President Mohamed Nasheed of the Maldives told a Hay festival audience that grassroots 'street action' was needed to change the focus of the debate on climate change in the US
Patrick Barkham, guardian.co.uk 29 May 10;
A 1960s-style campaign of direct action must ignite on the streets as a catalyst for decisive action to combat climate change, according to President Mohamed Nasheed of the imperilled Maldives. Nasheed told the Hay festival that it was the United States, not China, that was the biggest obstacle to a global agreement to check carbon emissions.
Nasheed, who held an underwater meeting of his cabinet last autumn and is presiding over the relocation of people from some islands because of the effects of warming oceans and rising sea levels, put his hopes in the emergence of "huge" grassroots action after the failure of talks in Copenhagen in December.
"What we really need is a huge social 60s-style catalystic, dynamic street action," he said. "If the people in the US wish to change, it can happen. In the 60s and 70s, they've done that."
But he said the US was where the focus of pressure had to be, whereas China and India were actually far more receptive to the concept of climate change.
"My sense of China is that they tend to believe in climate change. My sense of the US is that a fair amount of them simply don't believe in it," he said.
Interviewed by Ed Miliband, the former energy and climate change secretary, on a video link from the Maldives, Nasheed spoke of the devastating effect that changes in sea levels are having on the islands, which are on average just 1.5 metres above sea level.
People living on 16 islands of the Maldives archipelago are already being relocated but Nasheed, who was educated in Britain and became president at the first multi-party elections in 2008 after spells as a political prisoner, said moving the people of the Maldives somewhere else was not a solution. "Even if we go, I always think where would the butterflies go? Where would the sounds go?"
Miliband, who while in office struck a resolutely optimistic note about the involvement of the US in a new deal on climate change, was now more ambivalent about the American commitment to tackling its emissions. "I have a real fear about where the debate is in the US," he told the audience at Hay.

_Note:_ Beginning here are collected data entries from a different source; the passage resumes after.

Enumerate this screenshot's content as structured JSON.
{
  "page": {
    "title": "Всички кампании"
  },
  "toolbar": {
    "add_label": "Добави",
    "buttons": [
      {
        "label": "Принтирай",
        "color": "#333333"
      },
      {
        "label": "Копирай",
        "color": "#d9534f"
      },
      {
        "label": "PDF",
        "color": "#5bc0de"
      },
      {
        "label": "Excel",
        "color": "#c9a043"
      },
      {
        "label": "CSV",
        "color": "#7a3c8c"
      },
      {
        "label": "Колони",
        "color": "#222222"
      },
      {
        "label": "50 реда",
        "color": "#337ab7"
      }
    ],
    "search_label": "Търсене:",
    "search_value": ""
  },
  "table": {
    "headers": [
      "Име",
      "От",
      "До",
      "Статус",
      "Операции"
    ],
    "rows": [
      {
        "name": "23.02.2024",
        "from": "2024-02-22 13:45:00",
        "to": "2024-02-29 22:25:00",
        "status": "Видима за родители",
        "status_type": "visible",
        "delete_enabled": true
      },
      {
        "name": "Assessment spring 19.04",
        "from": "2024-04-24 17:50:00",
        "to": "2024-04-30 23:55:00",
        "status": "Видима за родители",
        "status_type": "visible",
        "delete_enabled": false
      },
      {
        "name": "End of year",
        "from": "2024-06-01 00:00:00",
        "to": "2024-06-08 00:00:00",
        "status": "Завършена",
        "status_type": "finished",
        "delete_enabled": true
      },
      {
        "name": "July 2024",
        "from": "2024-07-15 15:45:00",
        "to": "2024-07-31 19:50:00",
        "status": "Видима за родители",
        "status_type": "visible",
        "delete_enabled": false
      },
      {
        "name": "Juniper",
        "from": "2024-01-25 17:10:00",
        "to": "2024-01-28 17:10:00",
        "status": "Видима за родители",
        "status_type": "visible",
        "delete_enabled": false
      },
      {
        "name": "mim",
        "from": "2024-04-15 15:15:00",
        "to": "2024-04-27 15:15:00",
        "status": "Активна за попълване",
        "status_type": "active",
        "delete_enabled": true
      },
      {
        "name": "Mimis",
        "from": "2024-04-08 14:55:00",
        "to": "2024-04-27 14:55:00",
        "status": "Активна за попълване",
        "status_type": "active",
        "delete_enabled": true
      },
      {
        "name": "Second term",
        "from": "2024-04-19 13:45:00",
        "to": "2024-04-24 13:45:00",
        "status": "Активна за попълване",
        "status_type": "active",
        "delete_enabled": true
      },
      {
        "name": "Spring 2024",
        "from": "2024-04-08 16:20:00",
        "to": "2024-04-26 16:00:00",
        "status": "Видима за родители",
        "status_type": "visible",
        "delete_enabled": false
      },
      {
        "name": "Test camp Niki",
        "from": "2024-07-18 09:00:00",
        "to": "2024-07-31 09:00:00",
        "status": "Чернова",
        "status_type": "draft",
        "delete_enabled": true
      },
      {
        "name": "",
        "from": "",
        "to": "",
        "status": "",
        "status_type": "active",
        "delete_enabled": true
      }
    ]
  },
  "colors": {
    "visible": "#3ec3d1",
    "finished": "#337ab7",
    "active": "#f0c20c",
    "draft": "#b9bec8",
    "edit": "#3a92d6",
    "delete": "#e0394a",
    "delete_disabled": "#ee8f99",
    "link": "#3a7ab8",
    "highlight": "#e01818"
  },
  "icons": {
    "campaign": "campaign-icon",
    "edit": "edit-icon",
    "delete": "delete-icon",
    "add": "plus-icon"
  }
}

Nasheed said countries committed to tackling climate change should press ahead with agreements and emissions reductions regardless of whether they took more recalcitrant nations with them.
"We cannot wait for the lowest common denominator where everyone agrees to doing almost nothing," he said.

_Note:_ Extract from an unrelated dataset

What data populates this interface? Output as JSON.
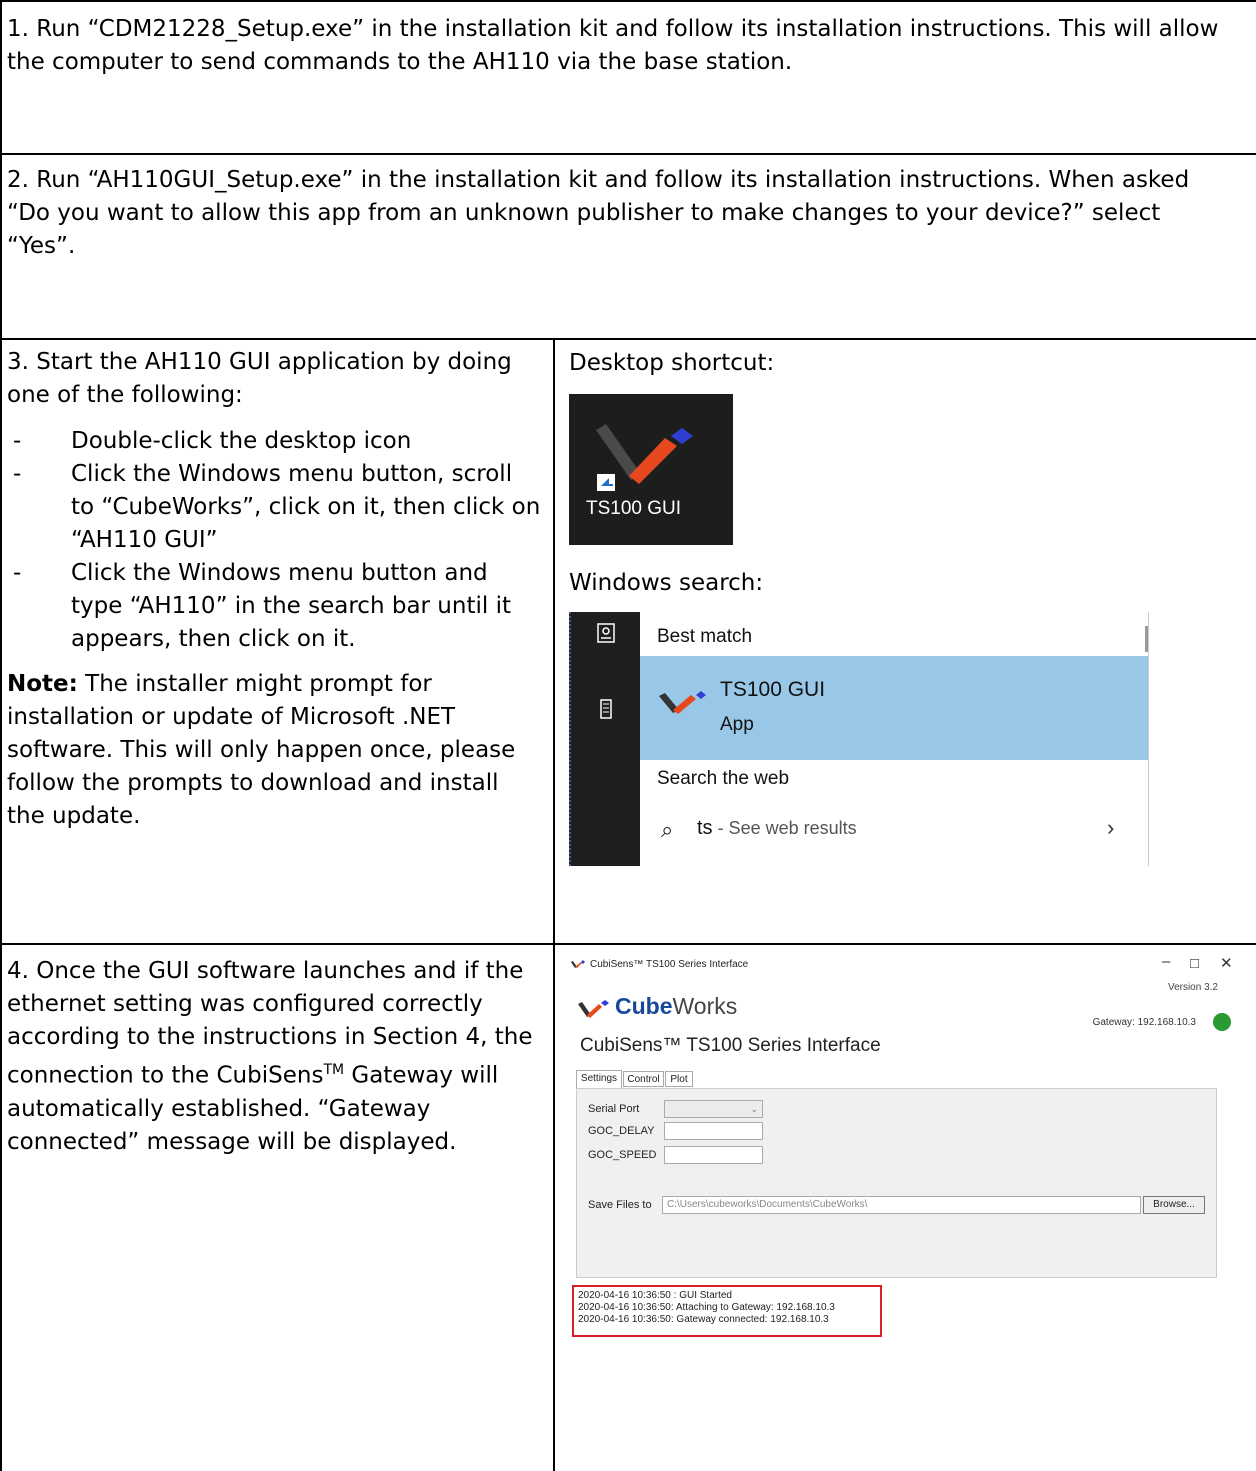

In a rebuke to the developed world, Nasheed noted how India listened to small countries' fears over the issue. "The refreshing thing about India is they listen to people, certainly they listen to the Maldives," he said.
The Maldives is embarking on a radical programme to become the first carbon-neutral country within 10 years. Its president claimed it was on track with three large wind farms under construction and photovoltaic technologies being developed, although the country is also having to build sea walls to repel the ocean and energy-hungry desalination plants to replace fresh water supplies lost to the sea.
The president, who has endured two spells in prison over the last two decades for criticising the former president and was granted refugee status in Britain, said he was still optimistic that with renewed grassroots action governments would act on climate change.
"I could have lost my life if I'd given it up. By simply believing in life you can get out of situations. I believe in human ingenuity. We are not doomed. We can succeed and we must work along those lines."
Asked whether he would support Ed Miliband in his bid to lead the Labour party, Nasheed said he had met both Miliband brothers. "Have a good fight and may the best man win," he answered diplomatically.
"That's what my mother says as well," added Ed Miliband.